Dissection of the human body—always a fraught business in any society—was for much of its history not primarily a technical process conducted for teaching, research or autopsies. Nor were dissections most commonly undertaken in the privacy of dissecting rooms in medical institutions. Rather, the opening up of a body was a ritual act, a performance staged for particular audiences within carefully monitored frameworks of legal and religious regulation. The most prominent dissections were staged as public or semi-public performances in specially constructed 'theatres' (the term still used for the room in which operations are conducted in modern hospitals). The audience was as likely to consist of curious non-specialists as aspiring or actual members of the medical profession, and the interior wonders of the body were rendered open to view in sequence according to a pre-determined choreography.

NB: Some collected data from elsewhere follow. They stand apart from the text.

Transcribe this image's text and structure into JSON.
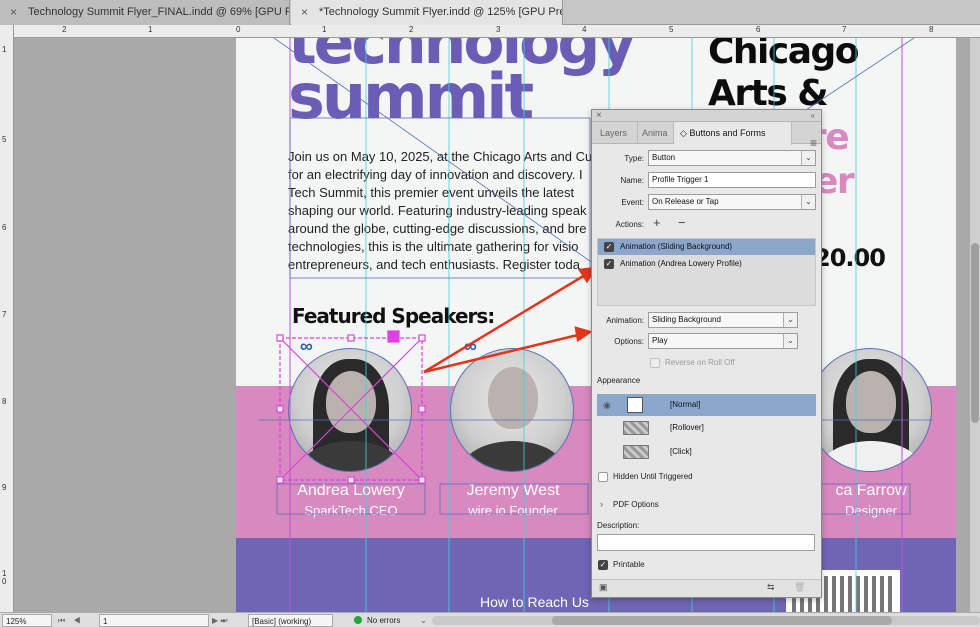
{
  "tabs": [
    {
      "close": "×",
      "title": "Technology Summit Flyer_FINAL.indd @ 69% [GPU Preview]"
    },
    {
      "close": "×",
      "title": "*Technology Summit Flyer.indd @ 125% [GPU Preview]"
    }
  ],
  "ruler": {
    "h": [
      "2",
      "1",
      "0",
      "1",
      "2",
      "3",
      "4",
      "5",
      "6",
      "7",
      "8"
    ],
    "v": [
      "1",
      "5",
      "6",
      "7",
      "8",
      "9",
      "1\n0"
    ]
  },
  "flyer": {
    "hero_top": "technology",
    "hero_bottom": "summit",
    "venue_line1": "Chicago",
    "venue_line2": "Arts &",
    "venue_pink1": "re",
    "venue_pink2": "er",
    "price": "20.00",
    "body_lines": [
      "Join us on May 10, 2025, at the Chicago Arts and Cu",
      "for an electrifying day of innovation and discovery. I",
      "Tech Summit, this premier event unveils the latest",
      "shaping our world. Featuring industry-leading speak",
      "around the globe, cutting-edge discussions, and bre",
      "technologies, this is the ultimate gathering for visio",
      "entrepreneurs, and tech enthusiasts. Register toda"
    ],
    "speakers_heading": "Featured Speakers:",
    "speakers": [
      {
        "name": "Andrea Lowery",
        "role": "SparkTech CEO"
      },
      {
        "name": "Jeremy West",
        "role": "wire.io Founder"
      },
      {
        "name": "ca Farrow",
        "role": "Designer"
      }
    ],
    "reach_heading": "How to Reach Us"
  },
  "panel": {
    "close": "×",
    "collapse": "«",
    "tabs": [
      "Layers",
      "Anima",
      "Buttons and Forms"
    ],
    "active_tab_prefix": "◇",
    "menu": "≡",
    "type_label": "Type:",
    "type_value": "Button",
    "name_label": "Name:",
    "name_value": "Profile Trigger 1",
    "event_label": "Event:",
    "event_value": "On Release or Tap",
    "actions_label": "Actions:",
    "add_action": "+",
    "remove_action": "−",
    "actions": [
      {
        "label": "Animation (Sliding Background)",
        "checked": true
      },
      {
        "label": "Animation (Andrea Lowery Profile)",
        "checked": true
      }
    ],
    "animation_label": "Animation:",
    "animation_value": "Sliding Background",
    "options_label": "Options:",
    "options_value": "Play",
    "reverse_label": "Reverse on Roll Off",
    "appearance_title": "Appearance",
    "states": [
      {
        "label": "[Normal]"
      },
      {
        "label": "[Rollover]"
      },
      {
        "label": "[Click]"
      }
    ],
    "hidden_label": "Hidden Until Triggered",
    "pdf_options_title": "PDF Options",
    "description_label": "Description:",
    "description_value": "",
    "printable_label": "Printable",
    "check_glyph": "✓",
    "eye_glyph": "◉",
    "pdf_caret": "›",
    "preview_glyph": "▣",
    "convert_glyph": "⇆",
    "trash_glyph": "🗑"
  },
  "statusbar": {
    "zoom": "125%",
    "nav_left": "⏮ ◀",
    "page": "1",
    "nav_right": "▶ ⏭",
    "open": "◐",
    "preflight_profile": "[Basic] (working)",
    "errors": "No errors",
    "errors_caret": "⌄"
  },
  "colors": {
    "hero_purple": "#6b5db5",
    "accent_pink": "#d889c0",
    "band_purple": "#6e66b4",
    "selection_magenta": "#e040e0",
    "guide_cyan": "#40d0e0",
    "arrow_red": "#e5341c",
    "panel_highlight": "#8ba7cc",
    "status_ok": "#1ca83a"
  },
  "chevron_glyph": "⌄"
}
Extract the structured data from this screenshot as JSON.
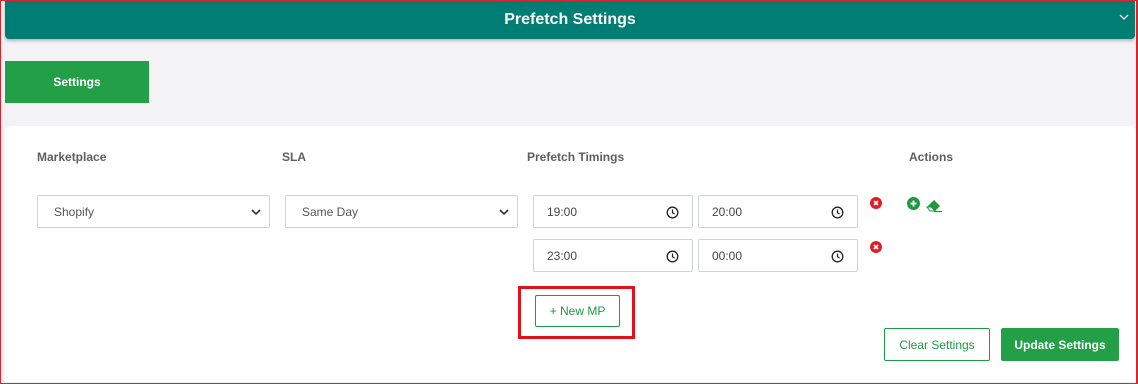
{
  "header": {
    "title": "Prefetch Settings"
  },
  "tabs": {
    "settings": "Settings"
  },
  "columns": {
    "marketplace": "Marketplace",
    "sla": "SLA",
    "timings": "Prefetch Timings",
    "actions": "Actions"
  },
  "row": {
    "marketplace": "Shopify",
    "sla": "Same Day",
    "timings": [
      {
        "start": "19:00",
        "end": "20:00"
      },
      {
        "start": "23:00",
        "end": "00:00"
      }
    ]
  },
  "buttons": {
    "new_mp": "+ New MP",
    "clear": "Clear Settings",
    "update": "Update Settings"
  },
  "colors": {
    "header": "#017e74",
    "primary_green": "#23a047",
    "remove_red": "#dc1f26",
    "highlight_red": "#e0121d"
  }
}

The professor acted as the master of the performance, which was generally conducted according to the plot of a set text that was being read out loud to the eager press of spectators. The actual acts of cutting might well be performed by a practical dissector rather than the august professor himself, especially in the earlier centuries. Such staged events, exuding an exciting aura of wonder and morbid fascination, are a far cry from the low-key privacy and professional exclusivity of the modern dissecting room in a medical school.

...the self-conscious successors to Vesalius in Holland were also responsible for theatrical dissections, performed annually as part of the public jamboree of Carnival. The character of the spaces for public dissection can be seen in prints of the anatomy theatre at Leiden [below] which also served as a venue for curious visitors outside the anatomy season. The Leiden theatre regaled the visitor with a striking parade of human and animal skeletons, some of which bore mottoes on banners reminding the spectators of their own transient mortality. It was a context that stressed the role of anatomy as a science that was as much philosophical as practical, a matter of meaning as much as medicinal intervention.

The permanent anatomy theatre became an architectural genre in its own right, and a conspicuous feature in a number of European seats of learning. Its canonical form consisted of tightly packed tiers of circular or elliptical balconies steeply disposed in the shape of an inverted cone. Each platform was just wide enough to accommodate a file of standing spectators, who would be granted a vertiginous view of the corpse below.